I do think that Microsoft is a specific target though, but more for their history of shameful business practices. In other words, if you use software from a company that people think is evil, you are at greater risk to be hacked yourself. I think this makes a corporate case for "Don't be evil."

This probably used to be true, but most malware authors these days don't do it to make any kind of point, they do it to steal data and make money.

[Krom]

This probably used to be true, but most malware authors these days don't do it to make any kind of point, they do it to steal data and make money.

Exactly, the reason *nix dominated web servers are rarely targeted for virus attacks is because there is very little profit in doing so for the effort involved.

[Grendel]

This probably used to be true, but most malware authors these days don't do it to make any kind of point, they do it to steal data and make money.

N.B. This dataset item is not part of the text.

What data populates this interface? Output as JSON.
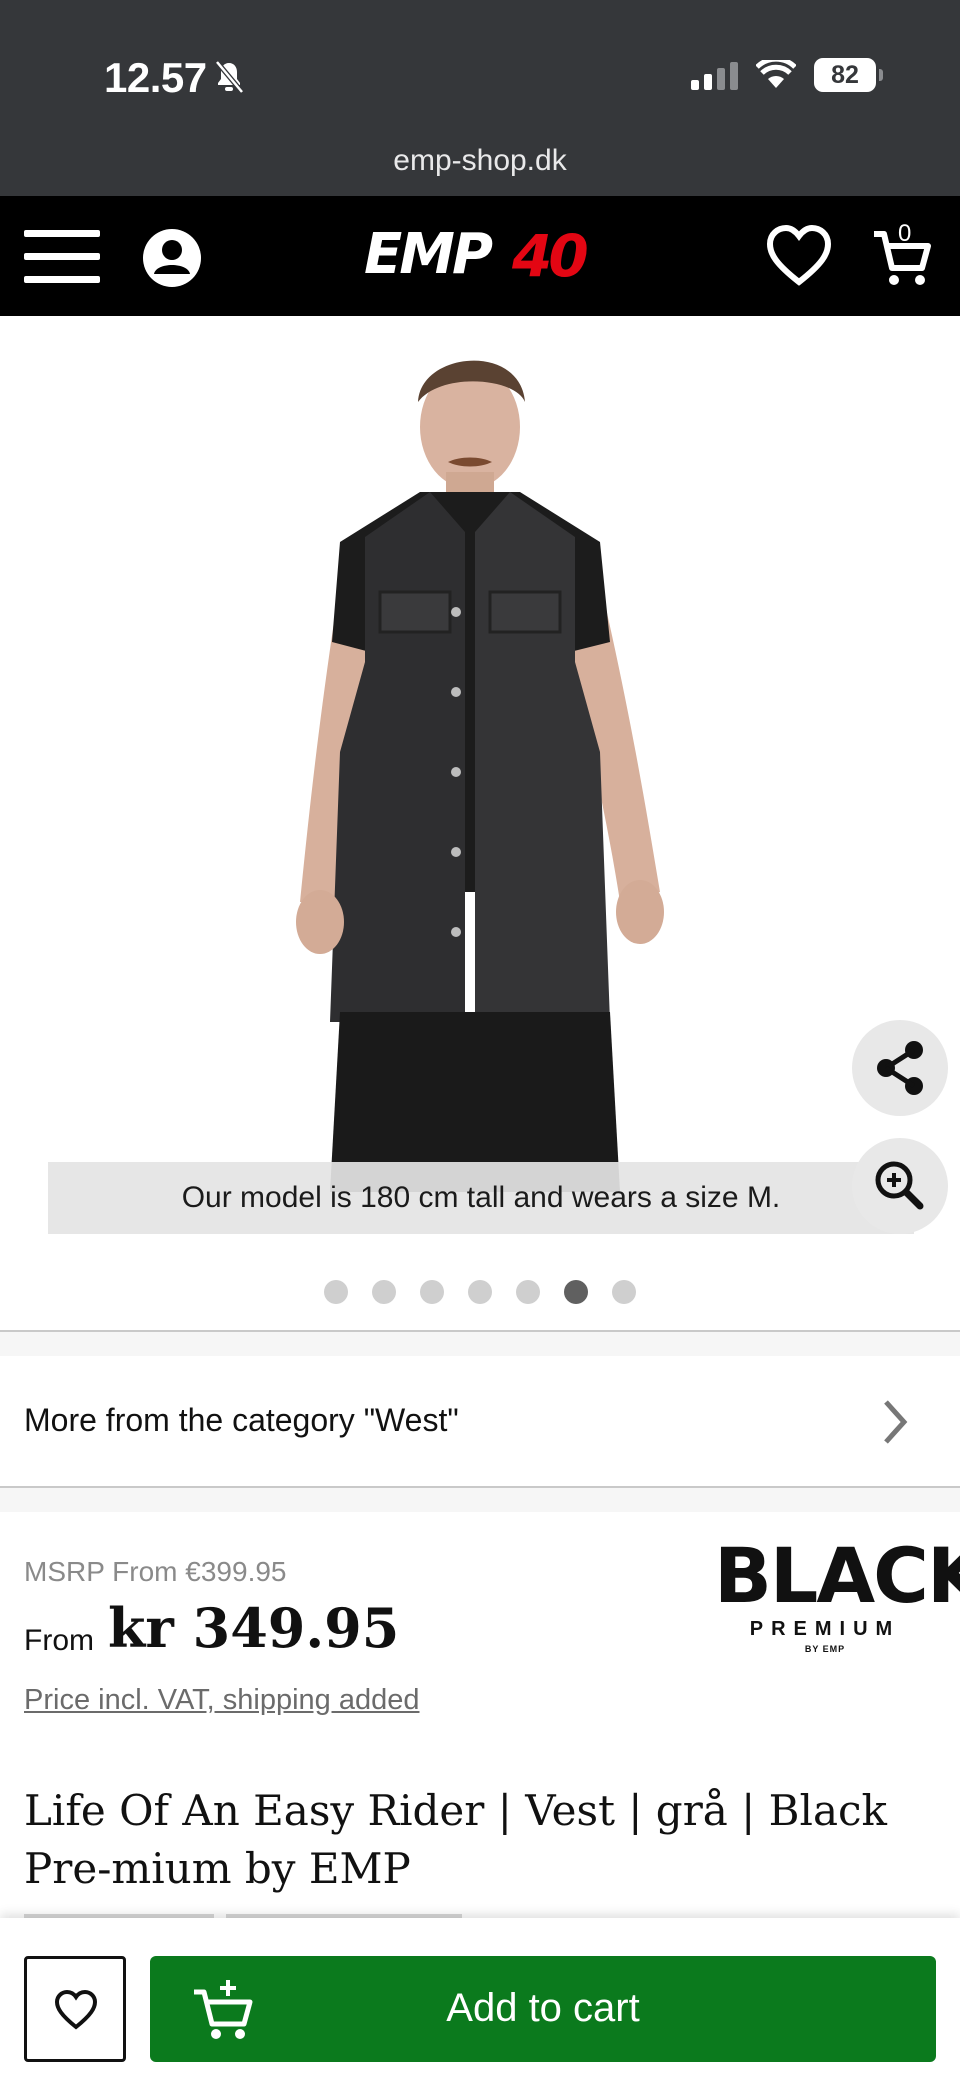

Exactly, the reason *nix dominated web servers are rarely targeted for virus attacks is because there is very little profit in doing so for the effort involved.

Heh. Yea, nerds don't have money

[Duper]

perhaps that, Krom, but as I understand it (and I'm no expert by a long shot) it's extordinarily difficult to write a virus for Linux due to multiple security layers. Malware that exploits your browser, perhaps; but a full on OS attacking virus, no.

[Jeff250]

Agreed. I don't know how much, since e.g. attacking a Flash bug might work for most of them, but then again trying to force your malware to load at boot might be different from one distribution to another... which means more effort even if you do.

Or, for instance, distros that use different versions of apache or compiled the same version with different versions of gcc might not all be victim to the same buffer overflow exploit if they place a return address at different locations in memory.

Exactly, the reason *nix dominated web servers are rarely targeted for virus attacks is because there is very little profit in doing so for the effort involved.

But it explains worms like "Code Red" written purely for malicious intent that disproportionately affect Windows servers.